The Afghan jacket came to light when Christine Adams, of the Broken Hill Migrant Heritage Committee, gathered information for a book about the city's migrants. It belonged to Shamroze Khan (pictured above), an Afghan who arrived in Broken Hill in 1894, working as a hawker, miner and tram worker.
''He wore the jacket around Broken Hill just to go to the movies and so on,'' Adams says. He helped his father-in-law, Abdul Ziadulla Fazulla, who was one of the cameleers transporting goods to and from the Silver City.
''These two men were pretty well the last two practising Muslims left in Broken Hill.
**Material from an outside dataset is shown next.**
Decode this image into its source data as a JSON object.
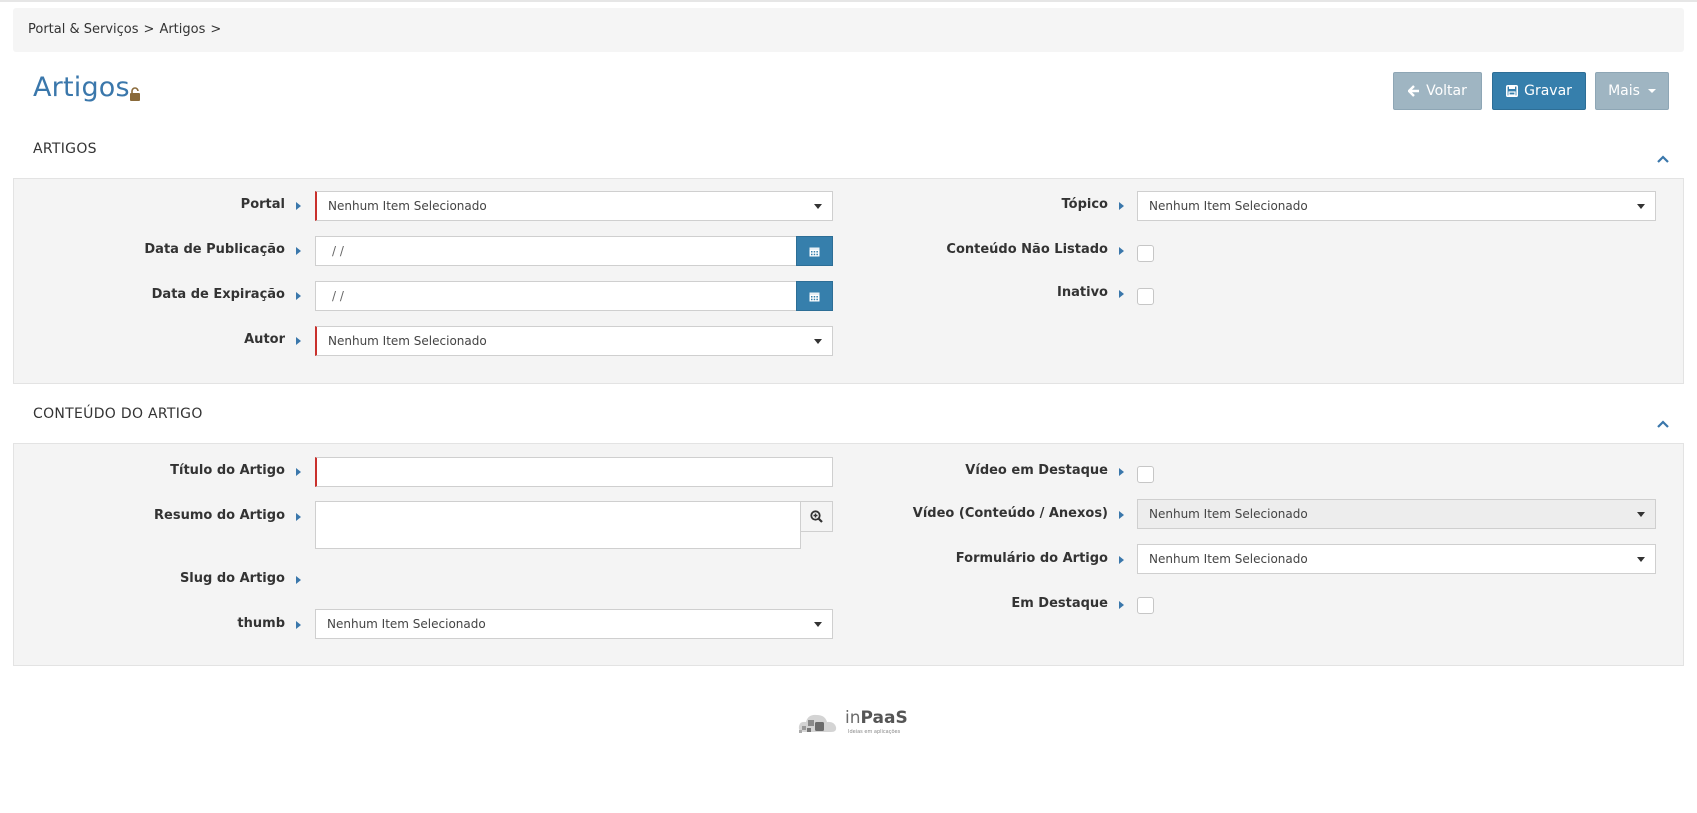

This particular jacket represents part of our Afghan history. More and more people are realising how important the Afghans were to this part of Australia. Dress depicts an era we will never have again.''
The jacket was displayed in Broken Hill in 2004 at a temporary "Sharing The Lode" Migrant Exhbition whic developed from the recording of migrants' stories in Broken Hill.
At that time the jacket had been located in the Mosque which is managed by the Broken Hill Historical Society (since it was the first mosque in the region and the mosque attended by the jacket's owner). The condition of the jacket had deteriorated and the Shamroze family requested the care of the jacket be transferred to the Broken HIll Migrant Committee Inc.
Due to its historical importance, the jacket is now housed in a a Conservation drawer and is available to interested parties at all times. There is little likelihood the jacket will be displayed externally due to its fragile condition.